Director: Thorold Dickinson
Interesting challenge this month at the ICM Forum, “smaller” Asian cinema, i.e. from Asian countries other than China, Japan and India. I’m not really sure how “smaller” is defined here, cos Hong Kong is OK for this challenge but I’d have thought its industry was pretty sizeable… same for South Korea, which is also eligible.Whatever. This means that, this month, I’m going to be looking at some areas of the world I don’t often (or ever) look at, including Israel, which is counted as part of “Asia” along with a few other places I’d consider mor “Middle East” than otherwise, but, again, whatever. It gave me a reason to finally scrub this, the first ever Israeli feature film, off the watchlist. (Tricky bastard to find a decent copy of, by the way; only today I found an actually fairly watchable version rather than the kind of shit one I’d had for a while.)

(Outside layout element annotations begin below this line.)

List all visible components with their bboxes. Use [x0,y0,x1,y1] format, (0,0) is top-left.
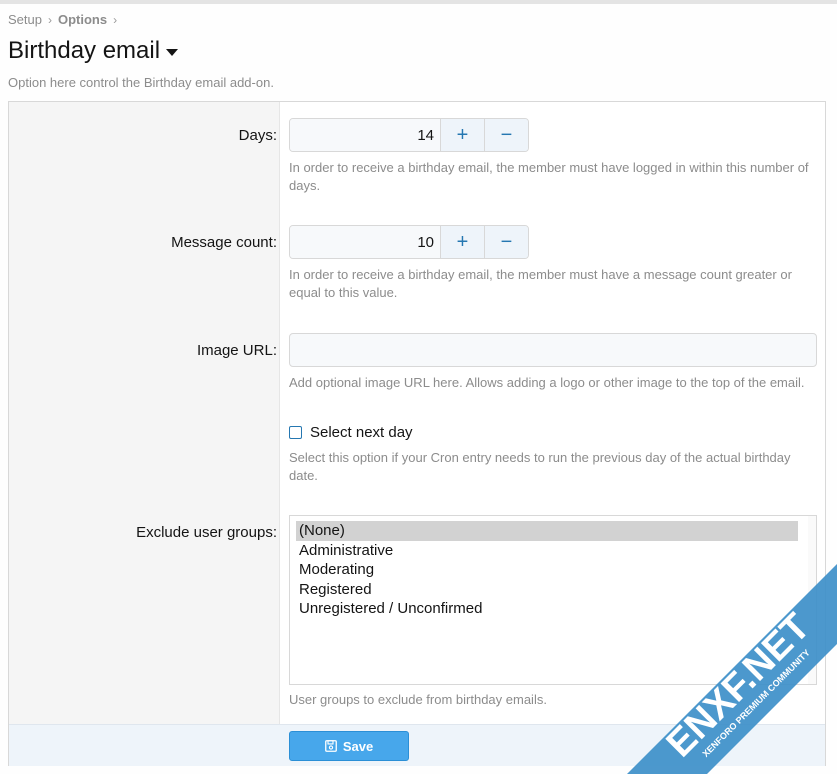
message-count-stepper: + − [289,225,529,259]
list-item[interactable]: Administrative [296,541,798,561]
page-title[interactable]: Birthday email [8,37,179,65]
breadcrumb-options[interactable]: Options [58,12,107,27]
chevron-right-icon: › [113,12,118,27]
save-button[interactable]: Save [289,731,409,761]
image-url-label: Image URL: [196,342,277,359]
message-count-hint: In order to receive a birthday email, th… [289,267,792,300]
select-next-day-checkbox[interactable] [289,426,302,439]
breadcrumb: Setup › Options › [8,12,117,27]
list-item[interactable]: Moderating [296,560,798,580]
list-item[interactable]: Registered [296,580,798,600]
days-stepper: + − [289,118,529,152]
caret-down-icon[interactable] [166,49,179,56]
breadcrumb-setup[interactable]: Setup [8,12,42,27]
days-minus-button[interactable]: − [484,119,528,151]
minus-icon: − [500,123,513,146]
floppy-disk-icon [324,740,337,752]
options-form: Days: + − In order to receive a birthday… [8,101,826,766]
page-description: Option here control the Birthday email a… [8,75,274,90]
select-next-day-label[interactable]: Select next day [310,424,413,441]
exclude-groups-label: Exclude user groups: [136,524,277,541]
days-input[interactable] [290,119,440,151]
top-bar [0,0,837,4]
exclude-groups-listbox[interactable]: (None) Administrative Moderating Registe… [289,515,817,685]
days-hint: In order to receive a birthday email, th… [289,160,809,193]
save-button-label: Save [342,738,374,754]
days-label: Days: [238,127,277,144]
exclude-groups-hint: User groups to exclude from birthday ema… [289,692,547,707]
chevron-right-icon: › [47,12,52,27]
list-item[interactable]: Unregistered / Unconfirmed [296,599,798,619]
minus-icon: − [500,230,513,253]
message-count-minus-button[interactable]: − [484,226,528,258]
image-url-input[interactable] [289,333,817,367]
image-url-hint: Add optional image URL here. Allows addi… [289,375,805,390]
label-column [9,102,280,724]
select-next-day-hint: Select this option if your Cron entry ne… [289,450,791,483]
listbox-scrollbar[interactable] [808,516,816,684]
message-count-input[interactable] [290,226,440,258]
days-plus-button[interactable]: + [440,119,484,151]
message-count-label: Message count: [171,234,277,251]
select-next-day-row[interactable]: Select next day [289,424,413,441]
page-title-text: Birthday email [8,37,161,64]
plus-icon: + [456,123,469,146]
form-footer: Save [9,724,825,766]
message-count-plus-button[interactable]: + [440,226,484,258]
list-item[interactable]: (None) [296,521,798,541]
plus-icon: + [456,230,469,253]
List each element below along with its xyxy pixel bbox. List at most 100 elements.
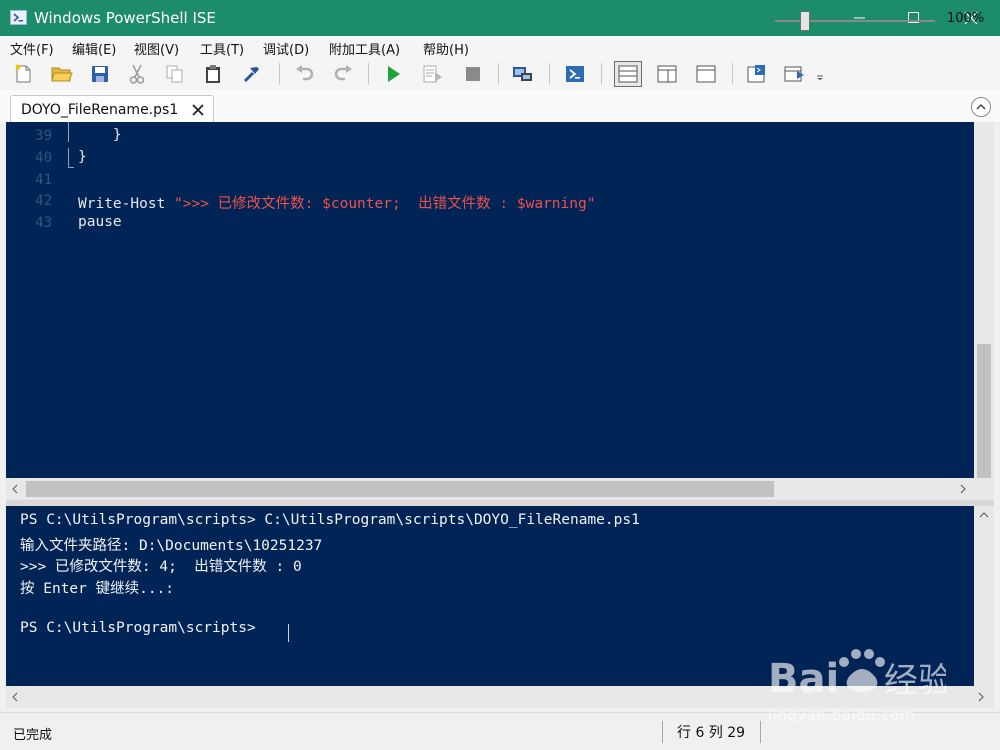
toolbar-separator: [601, 63, 602, 85]
line-number: 43: [35, 215, 52, 231]
chevron-up-icon: [976, 103, 986, 110]
watermark-url: jingyan.baidu.com: [768, 706, 915, 724]
layout-top-button[interactable]: [614, 61, 642, 87]
menu-addons[interactable]: 附加工具(A): [329, 39, 400, 58]
toolbar: [0, 58, 1000, 90]
text-cursor: [288, 624, 289, 642]
layout-maximize-icon: [696, 65, 716, 83]
code-line: }: [78, 149, 87, 165]
powershell-icon: [10, 9, 27, 26]
show-commands-button[interactable]: [240, 62, 264, 86]
editor-horizontal-scrollbar[interactable]: [6, 478, 974, 500]
collapse-script-pane-button[interactable]: [971, 97, 991, 117]
toolbar-separator: [549, 63, 550, 85]
fold-guide: [68, 122, 74, 142]
scroll-right-arrow[interactable]: [956, 482, 970, 496]
line-number: 39: [35, 128, 52, 144]
chevron-left-icon: [12, 692, 18, 702]
window-title: Windows PowerShell ISE: [34, 9, 216, 27]
zoom-level: 100%: [947, 11, 985, 26]
tab-close-button[interactable]: [191, 103, 205, 117]
run-selection-button[interactable]: [421, 62, 445, 86]
maximize-icon: [908, 12, 919, 23]
powershell-console-button[interactable]: [563, 62, 587, 86]
folder-icon: [51, 67, 73, 82]
run-button[interactable]: [382, 62, 406, 86]
layout-right-icon: [657, 65, 677, 83]
menu-debug[interactable]: 调试(D): [263, 39, 309, 58]
hammer-icon: [243, 67, 259, 83]
menu-file[interactable]: 文件(F): [10, 39, 54, 58]
new-file-button[interactable]: [12, 62, 36, 86]
code-line: Write-Host ">>> 已修改文件数: $counter; 出错文件数 …: [78, 192, 595, 213]
undo-icon: [296, 65, 314, 81]
stop-button[interactable]: [461, 62, 485, 86]
menu-view[interactable]: 视图(V): [134, 39, 179, 58]
layout-right-button[interactable]: [655, 62, 679, 86]
status-separator: [662, 721, 663, 743]
scrollbar-corner: [974, 478, 994, 500]
copy-button[interactable]: [163, 62, 187, 86]
layout-maximize-button[interactable]: [694, 62, 718, 86]
menu-tools[interactable]: 工具(T): [200, 39, 244, 58]
open-button[interactable]: [50, 62, 74, 86]
paste-button[interactable]: [201, 62, 225, 86]
chevron-up-icon: [979, 512, 989, 518]
toolbar-separator: [732, 63, 733, 85]
scroll-up-arrow[interactable]: [977, 508, 991, 522]
cut-button[interactable]: [125, 62, 149, 86]
clipboard-icon: [206, 65, 220, 83]
toolbar-overflow-button[interactable]: [813, 62, 827, 86]
minimize-button[interactable]: [837, 0, 883, 36]
new-file-icon: [15, 64, 31, 83]
svg-text:经验: 经验: [884, 661, 946, 701]
code-string: ">>> 已修改文件数: $counter; 出错文件数 : $warning": [174, 196, 596, 212]
svg-text:Bai: Bai: [768, 656, 839, 702]
console-line: PS C:\UtilsProgram\scripts> C:\UtilsProg…: [20, 512, 640, 528]
close-icon: [192, 104, 204, 116]
chevron-right-icon: [960, 484, 966, 494]
redo-button[interactable]: [331, 62, 355, 86]
console-vertical-scrollbar[interactable]: [974, 506, 994, 686]
code-line: pause: [78, 214, 122, 230]
toolbar-separator: [498, 63, 499, 85]
layout-top-icon: [618, 65, 638, 83]
line-number: 40: [35, 150, 52, 166]
menu-help[interactable]: 帮助(H): [423, 39, 469, 58]
zoom-slider-thumb[interactable]: [800, 11, 810, 31]
play-icon: [388, 66, 400, 82]
undo-button[interactable]: [293, 62, 317, 86]
tab-strip: DOYO_FileRename.ps1: [0, 90, 1000, 123]
console-prompt: PS C:\UtilsProgram\scripts>: [20, 620, 265, 636]
stop-icon: [466, 67, 480, 81]
chevron-right-icon: [978, 692, 984, 702]
title-bar: Windows PowerShell ISE: [0, 0, 1000, 36]
editor-horizontal-scroll-thumb[interactable]: [26, 481, 774, 497]
editor-vertical-scroll-thumb[interactable]: [977, 344, 991, 478]
tab-doyo-filerename[interactable]: DOYO_FileRename.ps1: [10, 95, 214, 123]
code-line: }: [78, 127, 122, 143]
status-text: 已完成: [13, 728, 53, 743]
toolbar-separator: [279, 63, 280, 85]
remote-powershell-button[interactable]: [511, 62, 535, 86]
toolbar-separator: [368, 63, 369, 85]
menu-edit[interactable]: 编辑(E): [72, 39, 116, 58]
save-button[interactable]: [88, 62, 112, 86]
code-command: Write-Host: [78, 196, 175, 212]
cursor-position: 行 6 列 29: [677, 725, 746, 741]
scroll-right-arrow[interactable]: [974, 690, 988, 704]
show-command-pane-button[interactable]: [783, 62, 807, 86]
scissors-icon: [129, 64, 145, 84]
scroll-left-arrow[interactable]: [8, 482, 22, 496]
show-script-pane-button[interactable]: [745, 62, 769, 86]
script-editor[interactable]: 39 40 41 42 43 } } Write-Host ">>> 已修改文件…: [6, 122, 974, 478]
editor-vertical-scrollbar[interactable]: [974, 122, 994, 478]
console-line: 输入文件夹路径: D:\Documents\10251237: [20, 538, 323, 554]
status-separator: [760, 721, 761, 743]
scroll-left-arrow[interactable]: [8, 690, 22, 704]
zoom-slider-track[interactable]: [775, 20, 935, 22]
menu-bar: 文件(F) 编辑(E) 视图(V) 工具(T) 调试(D) 附加工具(A) 帮助…: [0, 36, 1000, 58]
fold-guide: [68, 148, 74, 168]
maximize-button[interactable]: [891, 0, 937, 36]
console-line: 按 Enter 键继续...:: [20, 581, 175, 597]
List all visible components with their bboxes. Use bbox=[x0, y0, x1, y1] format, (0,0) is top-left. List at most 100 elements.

It almost feels like a cheat, though, calling it “Israeli”. I mean, it is, but the director was English, two of the main performers were Irish and American, and almost the entire film is in English. I somehow suspect it wasn’t aimed primarily at local audiences, though. The film acknowledges the controversial nature of the formation of the state of Israel in 1948, but I can only remember one point where the possibility that the Arabs might have their own opinions about all these survivors of that other war that had recently finished suddenly getting their own country after Britain washed its hands of the lot of them. And that encounters ends with the Arab man pushing the American character (who’s rediscovered his Judaism while touring the area) into a swimming pool. Basically, Hill 24 is propaganda without much subtlety, and I have a feeling it was aimed more at international audiences than Israeli ones, trying to justify Israel’s battles for its own existence against those shifty Arabs who’ll push you into a swimming pool as soon as look at you. Told in the form of three flashbacks by three soldiers for the Israeli forces sent to capture a particular hill before the Arabs can claim it, two of them about how they came to be involved, and the third which, in its way, is the most interesting, cos it describes how the soldier had recently encountered an escaped Nazi now fighting for the Egyptians who begs for his life by asking him not to do what the Nazis did to the Jews. I know some people who are less friendly towards Israel than myself who would find that statement bitterly ironic. On the whole, it’s wartime melodrama whose interest is, I suspect, mainly historical (in 1955 I imagine it must’ve struck foreign audiences as somewhat exotic), and your enjoyment may depend on just how much propaganda you can handle.